Six women found a place in Prime Minister Narendra Modi’s 58-member council of ministers on Thursday, with three of them getting cabinet berths.
The Bharatiya Janata Party’s Nirmala Sitharaman and Smriti Zubin Irani and Harsimrat Kaur Badal, from ally Shiromani Akali Dal, were inducted as cabinet ministers in the second innings of the Modi-led Union government.
In comparison, there were nine women in Modi’s first government, including six in the cabinet.
One of those cabinet members, former minister of external affairs Sushma Swaraj, was missing in action on Thursday after recusing herself from the National Democratic Alliance (NDA) government of 2019 on health grounds. Instead, Swaraj, a seven-time MP and three-time MLA, was seen cheering the newly inducted ministers, sitting in the front row alongside senior party colleagues Sumitra Mahajan and L.K. Advani.
Two prominent women cabinet ministers were dropped from the new NDA government—former women and child development minister Maneka Gandhi and former drinking water and sanitation minister Uma Bharti.
Taking oath as ministers of state were former minister of state for food processing industries Sadhvi Niranjan Jyoti, Renuka Singh Saruta from Chhattisgarh and Debasree Chaudhuri from West Bengal. Saruta and Chaudhuri are first-time MPs.
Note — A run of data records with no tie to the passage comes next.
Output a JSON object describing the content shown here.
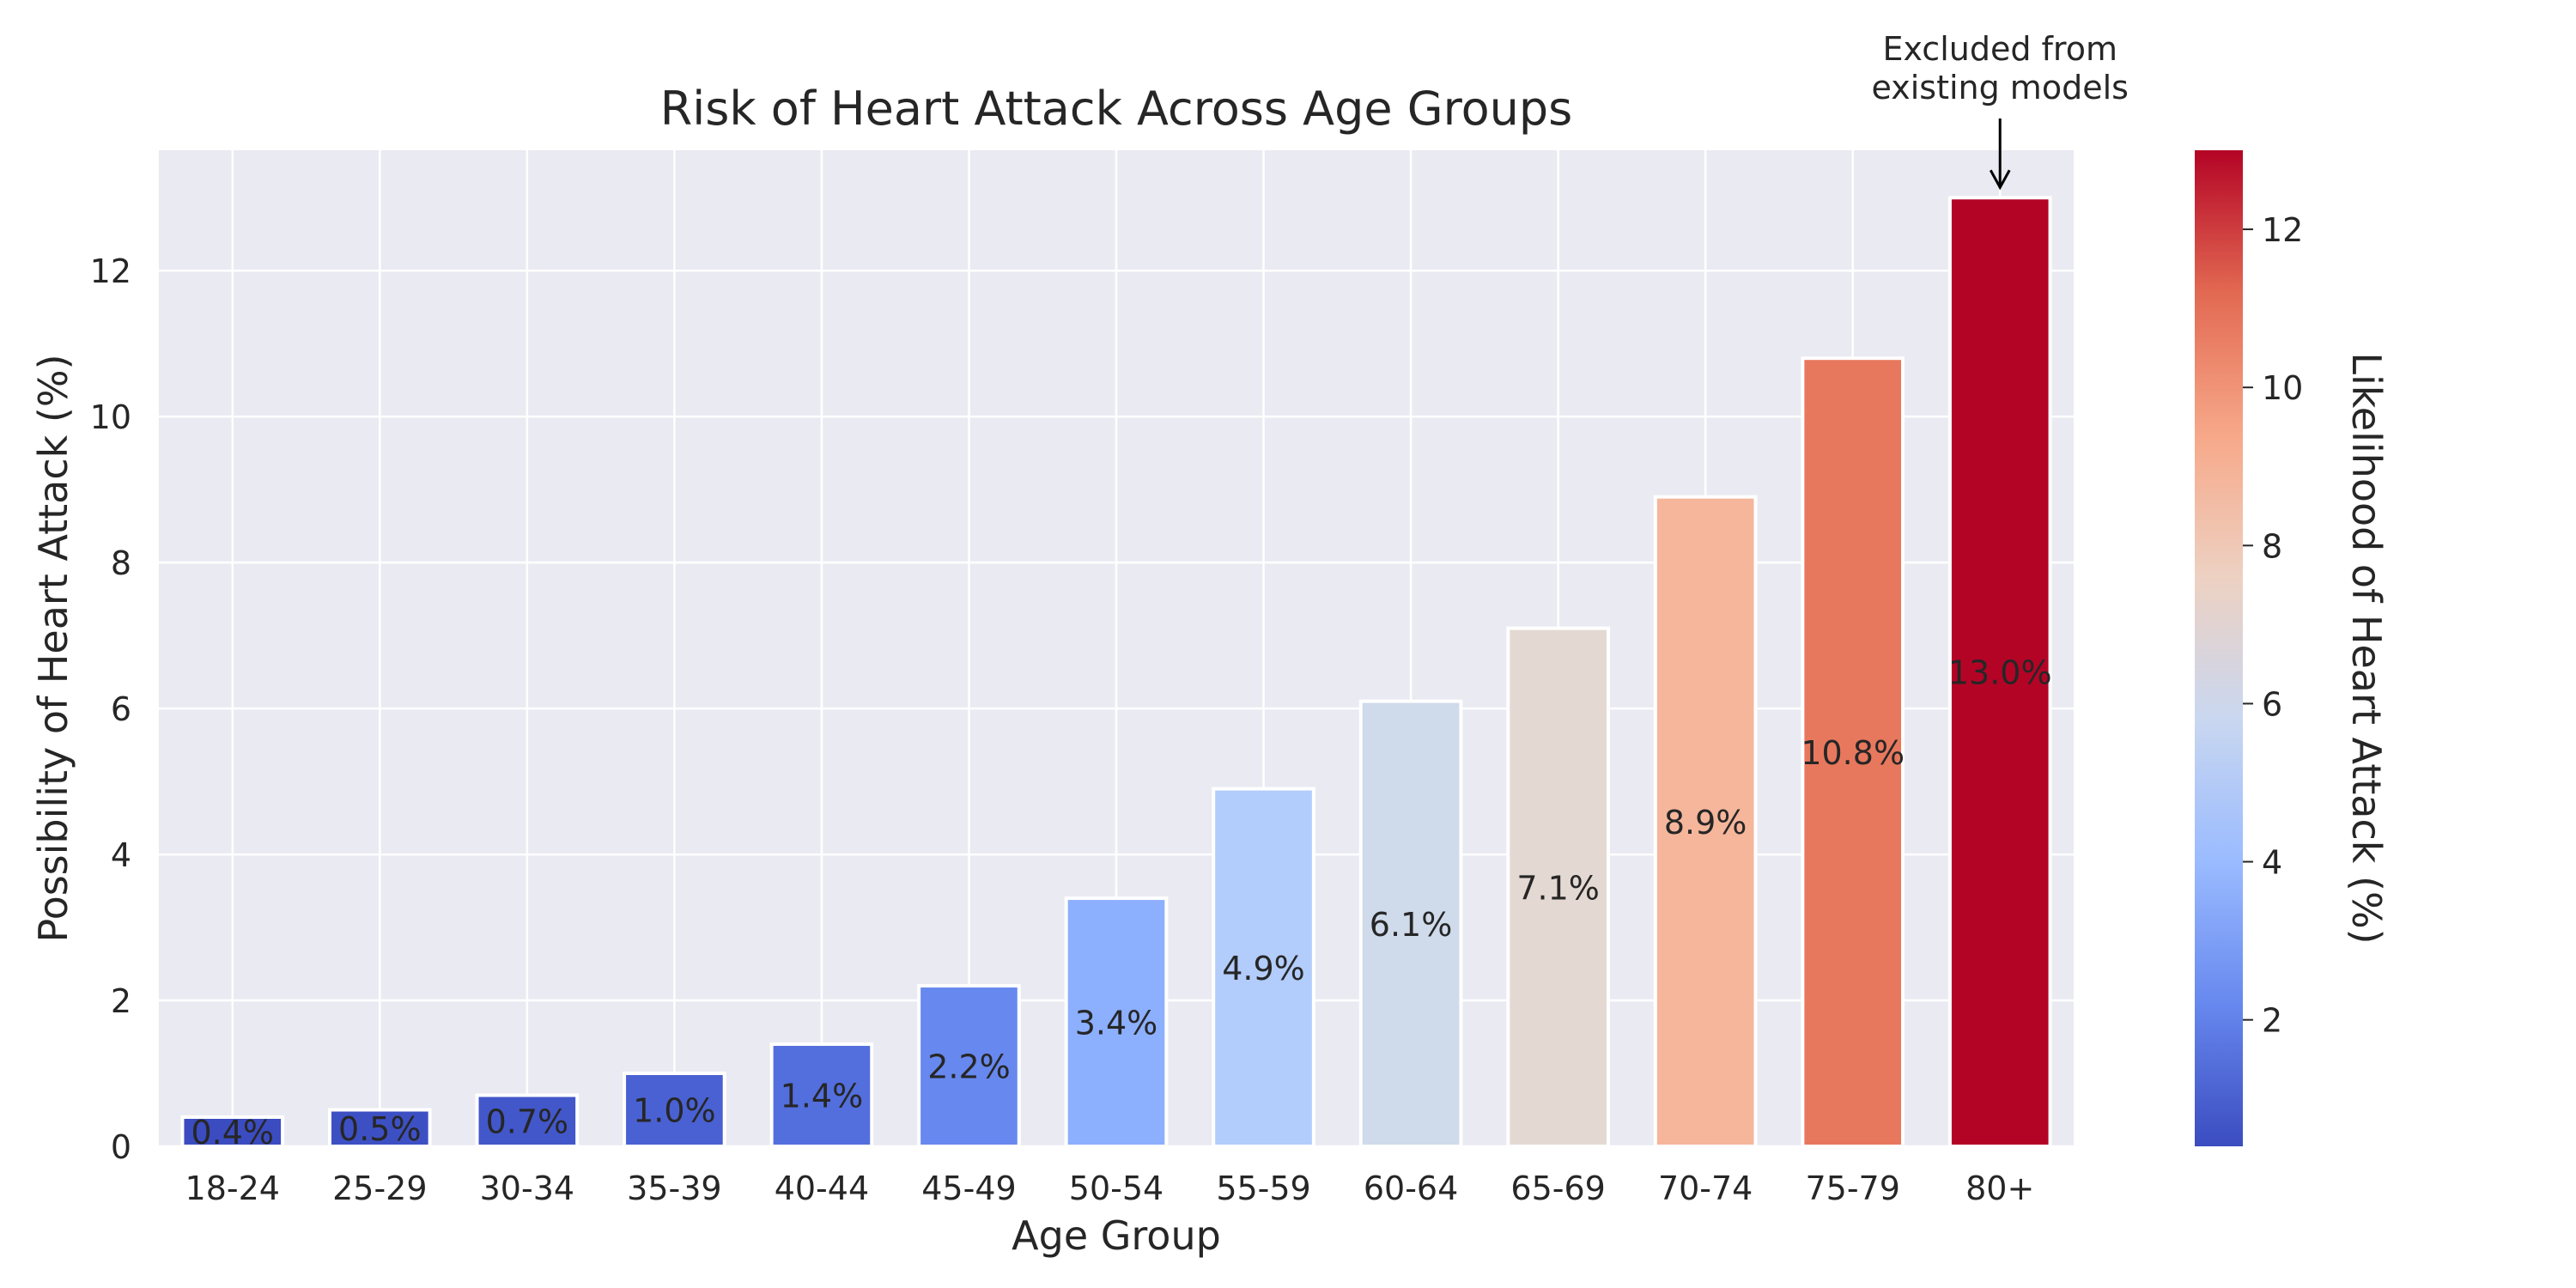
{
  "chart_data": {
    "type": "bar",
    "title": "Risk of Heart Attack Across Age Groups",
    "xlabel": "Age Group",
    "ylabel": "Possibility of Heart Attack (%)",
    "categories": [
      "18-24",
      "25-29",
      "30-34",
      "35-39",
      "40-44",
      "45-49",
      "50-54",
      "55-59",
      "60-64",
      "65-69",
      "70-74",
      "75-79",
      "80+"
    ],
    "values": [
      0.4,
      0.5,
      0.7,
      1.0,
      1.4,
      2.2,
      3.4,
      4.9,
      6.1,
      7.1,
      8.9,
      10.8,
      13.0
    ],
    "value_labels": [
      "0.4%",
      "0.5%",
      "0.7%",
      "1.0%",
      "1.4%",
      "2.2%",
      "3.4%",
      "4.9%",
      "6.1%",
      "7.1%",
      "8.9%",
      "10.8%",
      "13.0%"
    ],
    "ylim": [
      0,
      13.65
    ],
    "yticks": [
      0,
      2,
      4,
      6,
      8,
      10,
      12
    ],
    "grid": true,
    "colormap": "coolwarm",
    "bar_colors": [
      "#3b4cc0",
      "#3d50c3",
      "#4257c9",
      "#4961d2",
      "#536edd",
      "#6788ee",
      "#8caffe",
      "#b2ccfb",
      "#cfdaea",
      "#e4d9d2",
      "#f5b69b",
      "#e8785d",
      "#b40426"
    ],
    "colorbar": {
      "label": "Likelihood of Heart Attack (%)",
      "range": [
        0.4,
        13.0
      ],
      "ticks": [
        2,
        4,
        6,
        8,
        10,
        12
      ],
      "gradient": [
        "#3b4cc0",
        "#6788ee",
        "#9abbff",
        "#c9d7f0",
        "#edd1c2",
        "#f7a889",
        "#e26952",
        "#b40426"
      ]
    },
    "annotation": {
      "lines": [
        "Excluded from",
        "existing models"
      ],
      "target_category": "80+"
    },
    "colors": {
      "plot_background": "#eaeaf2",
      "grid": "#ffffff",
      "text": "#262626"
    }
  }
}
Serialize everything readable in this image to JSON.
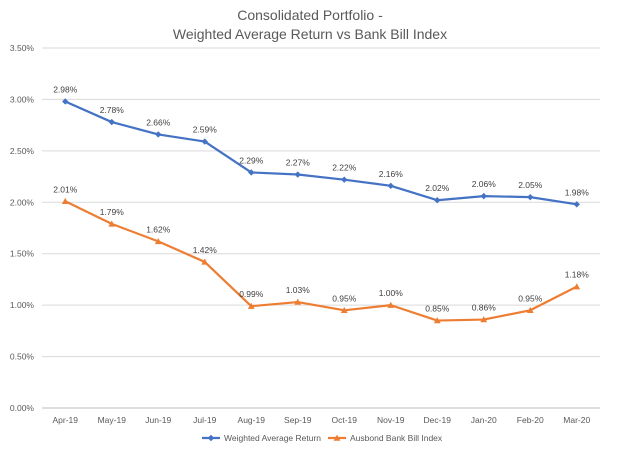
{
  "chart_data": {
    "type": "line",
    "title": "Consolidated Portfolio -",
    "subtitle": "Weighted Average Return vs Bank Bill Index",
    "categories": [
      "Apr-19",
      "May-19",
      "Jun-19",
      "Jul-19",
      "Aug-19",
      "Sep-19",
      "Oct-19",
      "Nov-19",
      "Dec-19",
      "Jan-20",
      "Feb-20",
      "Mar-20"
    ],
    "ylim": [
      0,
      3.5
    ],
    "yticks": [
      "0.00%",
      "0.50%",
      "1.00%",
      "1.50%",
      "2.00%",
      "2.50%",
      "3.00%",
      "3.50%"
    ],
    "ytick_values": [
      0,
      0.5,
      1.0,
      1.5,
      2.0,
      2.5,
      3.0,
      3.5
    ],
    "grid": true,
    "legend_position": "bottom",
    "series": [
      {
        "name": "Weighted Average Return",
        "color": "#4472c4",
        "marker": "diamond",
        "values": [
          2.98,
          2.78,
          2.66,
          2.59,
          2.29,
          2.27,
          2.22,
          2.16,
          2.02,
          2.06,
          2.05,
          1.98
        ],
        "labels": [
          "2.98%",
          "2.78%",
          "2.66%",
          "2.59%",
          "2.29%",
          "2.27%",
          "2.22%",
          "2.16%",
          "2.02%",
          "2.06%",
          "2.05%",
          "1.98%"
        ]
      },
      {
        "name": "Ausbond Bank Bill Index",
        "color": "#ed7d31",
        "marker": "triangle",
        "values": [
          2.01,
          1.79,
          1.62,
          1.42,
          0.99,
          1.03,
          0.95,
          1.0,
          0.85,
          0.86,
          0.95,
          1.18
        ],
        "labels": [
          "2.01%",
          "1.79%",
          "1.62%",
          "1.42%",
          "0.99%",
          "1.03%",
          "0.95%",
          "1.00%",
          "0.85%",
          "0.86%",
          "0.95%",
          "1.18%"
        ]
      }
    ]
  }
}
Nirmala Sitharaman, two-time Rajya Sabha member and the defence minister in the previous government, was the first woman to take oath as a cabinet minister on Thursday. She is likely to continue as defence minister.
Irani, who won from Amethi, the pocket borough of the Gandhi family, defeating Congress president Rahul Gandhi by over 50,000 votes, was the next to read out her oath of office, amid huge applause from the audience.
Irani held various portfolios in the previous government, including information and broadcasting, human resource development and textiles.
Modi retained Punjab MP Badal following her impressive stint as cabinet minister of food processing industries. She is the daughter-in-law of former five-time Punjab chief minister Parkash Singh Badal.
The newly elected 17th Lok Sabha has the highest representation of women at 14.3% to make up a total of 78—a marked improvement from the 62 women MPs in 2014. In the 2019 general elections, 716 women candidates contested.